Rafika, l’aide-soignante qui est aussi, « dans le civil », institutrice, Madjed, lui-même chirurgien lourrdement attrapé par une bombe dans l’hôpital de Tripoli où il pratiquait, Naïma, reine de beauté décidée à rompre avec cette esthétique parfaite qui la désole, affligée d’un mari obsessionnel évoluant peu à peu du côté de la folie pour devenir acteur d’un drame hôtelier à (presque) huis clos, et enfin Hassen, gamin des rues devenu factotum, bien décidé à « s’en sortir » en côtoyant la richesse comme le malheur, seront les quatre voix successives d’un chœur, subtil et néanmoins éclatant, de la violence contemporaine exercée sur les corps et sur les âmes, en une farandole jouant aussi bien avec la comédie qu’avec la véritable tragédie, pour mieux ébranler et désarçonner nos certitudes résiduelles – et pourtant toujours à la recherche de la joie.
Le 23 mars, 7 h 45. Des bruits d’eau, tout le temps. Un clapet. Je demande à la femme de ménage s’il s’agit d’une fontaine. « C’est une piscine. Mais pour personne, absolument personne ! » J’entends que sa main fend l’air. Est-ce qu’elle mime une étendue sans accident, comme on passe la main sur un drap repassé ? Parmi ces femmes que j’entends bavarder, il ne s’en trouve pas une pour nager ou barboter ? J’entends qu’elle sourit maintenant, mais trois longues secondes après la fin de ma question. Elle se perdrait dans ses pensées à chaque fois qu’on l’inviterait à considérer la situation de cette piscine, le gâchis, ou l’injustice ? Car elle voudrait s’y baigner, elle, et ses garçons mériteraient cette récompense, ils triment dur… Elle sourit comme on se gifle gentiment : pour sortir de la stupeur et se détourner d’un abîme de questions.

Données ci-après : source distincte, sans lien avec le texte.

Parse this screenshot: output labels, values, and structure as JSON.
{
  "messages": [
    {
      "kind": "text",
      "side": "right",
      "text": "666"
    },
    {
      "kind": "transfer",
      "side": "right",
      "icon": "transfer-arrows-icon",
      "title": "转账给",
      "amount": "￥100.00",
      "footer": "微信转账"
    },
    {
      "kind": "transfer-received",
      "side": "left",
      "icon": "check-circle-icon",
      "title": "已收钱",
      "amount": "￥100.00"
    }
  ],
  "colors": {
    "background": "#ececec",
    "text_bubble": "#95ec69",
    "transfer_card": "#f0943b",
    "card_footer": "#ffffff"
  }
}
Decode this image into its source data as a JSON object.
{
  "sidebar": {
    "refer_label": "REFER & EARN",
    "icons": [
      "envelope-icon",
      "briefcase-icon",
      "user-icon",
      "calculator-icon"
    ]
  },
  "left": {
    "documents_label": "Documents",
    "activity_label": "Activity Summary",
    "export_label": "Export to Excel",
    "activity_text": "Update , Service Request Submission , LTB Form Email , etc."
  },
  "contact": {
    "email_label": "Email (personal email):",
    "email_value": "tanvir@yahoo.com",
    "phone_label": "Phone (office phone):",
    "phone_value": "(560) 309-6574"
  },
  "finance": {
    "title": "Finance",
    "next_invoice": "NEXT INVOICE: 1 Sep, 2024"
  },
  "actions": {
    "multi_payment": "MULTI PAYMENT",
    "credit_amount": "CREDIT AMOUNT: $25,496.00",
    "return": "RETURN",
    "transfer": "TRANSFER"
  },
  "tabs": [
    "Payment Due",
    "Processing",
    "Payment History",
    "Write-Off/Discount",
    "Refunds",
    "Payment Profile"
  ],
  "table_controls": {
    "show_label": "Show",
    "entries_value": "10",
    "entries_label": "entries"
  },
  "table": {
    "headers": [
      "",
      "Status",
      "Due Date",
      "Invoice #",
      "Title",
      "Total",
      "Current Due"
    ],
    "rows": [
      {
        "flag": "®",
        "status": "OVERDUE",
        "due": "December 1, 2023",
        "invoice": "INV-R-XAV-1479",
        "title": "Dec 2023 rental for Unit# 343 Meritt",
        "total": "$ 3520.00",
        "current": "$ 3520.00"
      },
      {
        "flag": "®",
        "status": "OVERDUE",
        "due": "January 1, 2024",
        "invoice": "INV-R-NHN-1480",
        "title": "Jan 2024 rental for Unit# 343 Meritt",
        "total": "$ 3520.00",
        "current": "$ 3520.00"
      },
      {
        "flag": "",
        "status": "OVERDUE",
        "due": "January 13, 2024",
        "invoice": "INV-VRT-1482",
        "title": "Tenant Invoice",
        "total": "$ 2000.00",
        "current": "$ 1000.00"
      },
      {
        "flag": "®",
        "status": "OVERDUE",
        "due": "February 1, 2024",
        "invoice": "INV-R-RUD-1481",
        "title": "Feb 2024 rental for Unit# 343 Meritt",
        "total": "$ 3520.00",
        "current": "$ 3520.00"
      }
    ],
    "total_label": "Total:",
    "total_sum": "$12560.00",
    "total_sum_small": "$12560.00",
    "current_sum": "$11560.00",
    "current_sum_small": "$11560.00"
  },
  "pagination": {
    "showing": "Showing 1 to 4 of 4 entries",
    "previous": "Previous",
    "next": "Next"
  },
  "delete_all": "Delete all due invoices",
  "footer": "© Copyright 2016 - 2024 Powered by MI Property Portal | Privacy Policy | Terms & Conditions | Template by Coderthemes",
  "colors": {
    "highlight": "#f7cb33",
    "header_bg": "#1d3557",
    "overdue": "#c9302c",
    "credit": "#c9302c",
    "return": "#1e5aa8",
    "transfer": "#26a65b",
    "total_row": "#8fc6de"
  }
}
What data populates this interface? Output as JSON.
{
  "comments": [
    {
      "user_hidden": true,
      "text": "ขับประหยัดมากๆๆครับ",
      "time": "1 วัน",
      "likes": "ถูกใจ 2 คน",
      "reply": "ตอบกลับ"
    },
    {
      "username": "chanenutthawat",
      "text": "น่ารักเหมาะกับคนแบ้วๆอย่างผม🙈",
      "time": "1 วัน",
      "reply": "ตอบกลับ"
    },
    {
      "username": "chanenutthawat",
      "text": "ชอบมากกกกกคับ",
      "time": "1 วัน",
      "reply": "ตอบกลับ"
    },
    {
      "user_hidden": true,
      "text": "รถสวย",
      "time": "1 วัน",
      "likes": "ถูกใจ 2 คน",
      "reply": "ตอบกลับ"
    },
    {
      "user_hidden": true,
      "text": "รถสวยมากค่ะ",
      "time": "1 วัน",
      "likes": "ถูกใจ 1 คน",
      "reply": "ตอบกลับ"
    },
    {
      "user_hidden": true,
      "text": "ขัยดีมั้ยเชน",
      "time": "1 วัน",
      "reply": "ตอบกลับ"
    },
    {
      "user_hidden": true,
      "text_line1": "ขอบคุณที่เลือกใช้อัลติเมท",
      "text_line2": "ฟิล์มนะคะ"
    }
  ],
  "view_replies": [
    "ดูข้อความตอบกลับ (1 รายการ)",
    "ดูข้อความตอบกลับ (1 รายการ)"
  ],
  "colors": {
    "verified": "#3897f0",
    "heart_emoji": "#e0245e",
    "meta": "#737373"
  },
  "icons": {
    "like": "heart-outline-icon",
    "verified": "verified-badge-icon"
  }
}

« Vous vous voyez faire des longueurs, vous ? »
Un truc apparaît dans la nuit, une lampe-tempête qui danse au loin dans le paysage : elles ont une empreinte sonore les choses que je disais muettes il y a encore trois semaines – un sourire par exemple, ça s’entend. Le rictus de celle qui se moque, et l’air expulsé des narines, je viens de les entendre.
Elle s’éloigne. Quelques secondes plus tard, la même voix répond depuis le couloir aux questions d’un autre Libyen :
« Elles viennent se faire opérer. Elles sortent des liasses de billets pour acheter un autre nez, des seins comme ça, des fesses comme ça. »
J’imagine les gestes : des seins tonitruants, bavards, et des fesses aussi accaparantes qu’un gosse hyperactif.
Une autre femme rit avec elle, qui doit être nouvelle.
« L’ONU ou je ne sais pas quoi, ils ont réquisitionné cette aile. Ici tu trouveras que des hommes dans le même état.
– … que le polycriblé de la chambre 12 ? »
Elles n’ont pas entendu ma question, que j’ai voulue complice puisqu’elles reprennent leur progression dans le couloir. Ou bien ces mots ne suffisent pas à me faire exister.
On a plus d’égards pour les morts, le Très-Haut nous a demandé de les traiter mieux. Dans la sourate Al-A’raf il est dit qu’existe une zone entre le Paradis et les gens du Feu, une muraille depuis laquelle les vivants s’adressent à ceux qu’ils ont aimés, parce qu’ils les regrettent, et aux autres à cause de la rancune. Qu’ils soient sauvés ou châtiés par le Très-Puissant, on s’adresse à eux par humanité, pour ne pas les abandonner au moment de la plus grande détresse. Ne rien dire aux gens du Feu serait encore plus accablant, le silence est pire que l’absence de miséricorde.
Je cherche un contre-poison à ce calme de cimetière et profite de la femme de ménage : est-ce qu’elle veut bien me décrire le ciel, le paysage ? Ses babouches traînent et ce n’est pas en raison de son poids – j’entendrais le balancement du corps, passant d’un appui à l’autre. C’est seulement de mauvaise grâce qu’elle s’approche de la fenêtre – je suis irritant ? Elle déteste les Libyens ?
« Deux branches de pin déjà. Contre la vitre. »
Je me jette sur ce rogaton de conversation :
« Quel genre ?
– Comme si elles voulaient entrer.
– Je voulais dire : quel type de pin ?
Elle décrit des branches maigres, hérissées de triangles coupants comme des lames.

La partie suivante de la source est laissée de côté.